Холера
Шрифт:
Арсений Львович Войцеховский поведал Севе много интересного. Как истинный ученый, он был поглощен своим предметом и повсюду искал проявления связанных с ним закономерностей и особенностей. Понимаете ли, Сева, говорил он, прогуливаясь с Энгельсом под ручку, в отличие от нынешнего терроризма, который опирается прежде всего на религиозную идеологию и фанатизм огромных группировок, российский политический террор начала прошлого — конца позапрошлого века осуществлялся прежде всего сильными личностями, как Савинков и Софья Перовская, или, напротив, личностями слабыми, закомплексованными, которые стремились вырваться из-под гнета своих комплексов и образа жизни — таких были тысячи, и все это есть у Достоевского. Революции, Сева, всегда вырастали из террора и в дальнейшем питались им. А террор — это силовой акт Личности. Все это я говорю вам,
— Вы меня понимаете? — и Арсений Львович заглянул Севе в лицо. Его глаза горели сумасшедшим огнем.
— Такая личность есть, — сказал вдруг кто-то сзади.
Войцеховский в испуге оглянулся, а Сева даже и оглядываться не стал, потому что с самого начала знал, что за ними по пятам следует эта личность, ловя каждое слово историка.
— Эта личность — я, — сказал Кузя и ткнул себя в живот.
Арсений Львович не нашел ничего другого, как пробормотать:
— Очень приятно…
— Да, это приятно, — согласился Академик, протягивая руку. — Владимир. Я крайне внимательно слушал вашу речь, Арсений Львович. Дело в том, что в настоящее время я как раз пишу о том, как личность, в данном случае личность Льва Толстого, может сыграть решающую роль в поворотный момент истории. Таким поворотным моментом в истории России, доказываю я в своей работе, был уход Толстого из Ясной Поляны…
— Вы историк? — обрадовался Войцеховский.

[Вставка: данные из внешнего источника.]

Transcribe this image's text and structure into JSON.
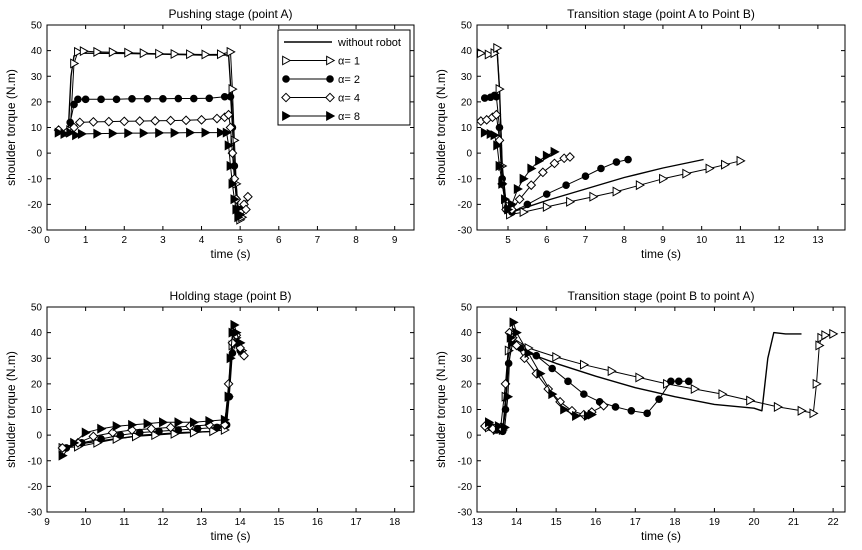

— О нет. История нуждается в целом ряде поправок и допущений, иначе неинтересно. Я — писатель. Если бы не внутренний бунт Толстого, Россия пошла бы совсем по другому пути…
— Ну это спорно…
— Нет, это бесспорно, но сейчас не время углубляться в концепцию драмы нашего гения и ее влияния на судьбы родины. Главное другое. Рассматривая, слой за слоем, личность Льва Николаевича, я пришел к выводу, что сам являюсь как бы его реинкарнацией. Мне чрезвычайно близки его поступки и философия. Этапы развития Толстого как субъекта и объекта культурно-исторического процесса просто буквально совпадают с моим собственным развитием. Я почти уверен, что по достижении восьмидесяти двух лет уйду из дому и умру где-нибудь на полустанке. Но сейчас, в мои сорок лет — Толстой в эти годы писал «Войну и мир» — во мне крепнет уверенность в моей призванности, что ощущал и Толстой, садясь за эпопею. Об этом он писал в письме к Панаевой.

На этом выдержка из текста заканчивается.